Farmworkers have always faced trauma, anxiety and stress from their jobs, partly from being deprived of basic employment rights for more than 80 years. Farmworkers and their families have historically struggled with substandard, overcrowded living and working conditions, exposure to harmful pesticides, risk of serious injuries, poor access to health care and poverty-level wages. According to data from the most recent National Agricultural Worker Survey, 33% of farmworkers earn incomes well below the poverty line.

And through these enduring injustices, they have also been disproportionately harmed by the pandemic and left out of federal COVID-19 relief programs. Researchers have estimated that hundreds of thousands of farmers and farmworkers in the U.S. have contracted the virus and more than 10,000 have died. Efforts to organize farmworkers to fight for better conditions have been hindered by the high levels of reported trauma and insecurity in the community, especially among the country’s 900,000 farmworker women. A majority of farmworker women have reported that sexual harassment is a major workplace problem for them, and COVID-19 has sharply limited survivors’ access to help.

As it stands now, OSHA’s health and safety definitions for low-wage workers, including farmworkers, overwhelmingly focus on things like injury from heavy machinery, natural disasters, weather conditions and exposure to loud noises. These protections are essential, but so are those that would regulate how the workplace environment protects workers’ mental health.

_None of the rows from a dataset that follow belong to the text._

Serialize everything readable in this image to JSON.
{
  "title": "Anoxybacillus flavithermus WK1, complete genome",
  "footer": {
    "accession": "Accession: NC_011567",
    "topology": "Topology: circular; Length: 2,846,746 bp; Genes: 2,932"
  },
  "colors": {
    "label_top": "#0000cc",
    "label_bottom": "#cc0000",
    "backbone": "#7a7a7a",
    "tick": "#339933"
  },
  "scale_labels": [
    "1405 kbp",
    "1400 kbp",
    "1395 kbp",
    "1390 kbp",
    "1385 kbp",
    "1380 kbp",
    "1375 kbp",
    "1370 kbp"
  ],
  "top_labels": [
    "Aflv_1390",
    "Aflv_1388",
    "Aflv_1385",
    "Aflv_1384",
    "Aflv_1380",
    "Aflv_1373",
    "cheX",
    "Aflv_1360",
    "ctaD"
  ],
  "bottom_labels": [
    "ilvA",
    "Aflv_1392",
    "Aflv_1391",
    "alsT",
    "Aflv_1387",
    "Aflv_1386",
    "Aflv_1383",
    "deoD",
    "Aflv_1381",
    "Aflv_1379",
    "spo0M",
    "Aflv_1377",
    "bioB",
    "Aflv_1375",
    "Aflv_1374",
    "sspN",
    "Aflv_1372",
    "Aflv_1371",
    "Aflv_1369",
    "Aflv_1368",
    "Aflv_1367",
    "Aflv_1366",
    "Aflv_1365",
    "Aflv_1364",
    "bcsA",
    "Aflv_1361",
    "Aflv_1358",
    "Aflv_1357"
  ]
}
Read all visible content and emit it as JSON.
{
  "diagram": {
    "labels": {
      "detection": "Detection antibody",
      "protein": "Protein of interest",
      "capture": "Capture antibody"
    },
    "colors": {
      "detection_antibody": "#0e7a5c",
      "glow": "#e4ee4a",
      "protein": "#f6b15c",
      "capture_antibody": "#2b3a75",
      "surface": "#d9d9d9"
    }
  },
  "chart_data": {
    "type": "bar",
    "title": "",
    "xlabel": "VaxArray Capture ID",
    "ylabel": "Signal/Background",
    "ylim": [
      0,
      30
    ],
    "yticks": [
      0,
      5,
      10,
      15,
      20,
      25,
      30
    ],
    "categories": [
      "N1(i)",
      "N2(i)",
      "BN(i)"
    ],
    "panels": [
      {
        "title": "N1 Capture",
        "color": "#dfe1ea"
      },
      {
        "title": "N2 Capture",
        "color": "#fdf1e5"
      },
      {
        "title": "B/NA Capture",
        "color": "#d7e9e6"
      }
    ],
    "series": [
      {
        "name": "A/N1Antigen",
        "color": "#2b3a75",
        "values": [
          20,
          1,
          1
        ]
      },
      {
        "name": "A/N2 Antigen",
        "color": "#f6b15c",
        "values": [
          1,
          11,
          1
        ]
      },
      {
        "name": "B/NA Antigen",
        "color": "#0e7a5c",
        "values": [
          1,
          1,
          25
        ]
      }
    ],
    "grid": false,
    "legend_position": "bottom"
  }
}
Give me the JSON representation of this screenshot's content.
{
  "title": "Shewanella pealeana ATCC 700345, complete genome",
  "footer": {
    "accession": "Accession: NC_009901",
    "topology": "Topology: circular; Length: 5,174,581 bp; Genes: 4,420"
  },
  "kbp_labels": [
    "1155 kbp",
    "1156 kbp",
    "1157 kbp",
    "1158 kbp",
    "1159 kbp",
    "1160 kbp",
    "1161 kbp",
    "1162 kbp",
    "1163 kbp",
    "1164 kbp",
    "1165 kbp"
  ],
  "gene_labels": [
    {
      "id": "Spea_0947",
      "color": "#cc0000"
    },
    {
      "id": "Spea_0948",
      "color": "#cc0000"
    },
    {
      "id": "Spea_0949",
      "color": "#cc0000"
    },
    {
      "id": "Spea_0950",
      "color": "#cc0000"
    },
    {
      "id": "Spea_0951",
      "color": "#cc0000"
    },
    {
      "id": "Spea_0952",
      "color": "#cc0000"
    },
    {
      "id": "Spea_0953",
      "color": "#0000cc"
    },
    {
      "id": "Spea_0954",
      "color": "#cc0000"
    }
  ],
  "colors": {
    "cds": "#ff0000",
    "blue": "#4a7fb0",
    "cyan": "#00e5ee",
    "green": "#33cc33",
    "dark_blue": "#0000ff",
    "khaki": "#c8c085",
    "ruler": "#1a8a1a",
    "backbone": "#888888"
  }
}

Read more: American Farmers Were Already Hurting. Now the Coronavirus Slowdown Might Do Them In

Physical well-being is directly tied to our mental well-being, and both are tied to our ability to be productive at work. The Center for Disease Control estimates that depression costs workers more than 200 million lost work days, which translates to between $17 and $44 billion lost each year by employers.

In terms of other ways this plays out, one farmworker shared with us that the long-term lack of access to proper PPE and COVID-19 testing meant they were extremely worried about reporting to work, but they were compelled to risk both physical and mental health to earn a paycheck, so as not to end up homeless or hungry.

These kinds of stressors and mental health issues must be considered occupational health issues. Minimal recommendations, no real regulation around these issues and no in-depth plan to support the mental health of workers is not sufficient, especially as we’re all still dealing with the effects of the pandemic on our lives and livelihoods. The path forward is to create programs and opportunities for workers to receive mental-health support and treatment as it relates to workplace stressors. OSHA must create a standard for employers to actively address, prepare for and provide support to workers to cope with mental-health strain and issues, prioritizing essential workers like farmworkers and low-wage workers.

But we can’t wait for the federal government and OSHA to act. Supported by The Workers Lab and the Collective Future Fund, our teams at Justice for Migrant Women, the National Migrant and Seasonal Head Start Association, the Eva Longoria Foundation, and Latinx health and wellness experts are working with farmworkers in California and Florida to pilot a new approach to mental well-being. Our “Healing Voices” project convenes farmworkers in virtual support groups to address a critical gap in the farmworker organizing ecosystem–healing personal and community trauma as a necessary step in increasing farmworker power. Based on the results of our pilot, we’ll look to scale the program to reach farmworker communities nationwide.

No lesson from the pandemic is more clear than that our physical and mental health are inextricably linked and equally important. Care for our mental health must be prioritized, normalized and made accessible now–not just in our healthcare system, but in our workplaces and as a public health concern. The resiliency of our communities, our economy and our society depends on it.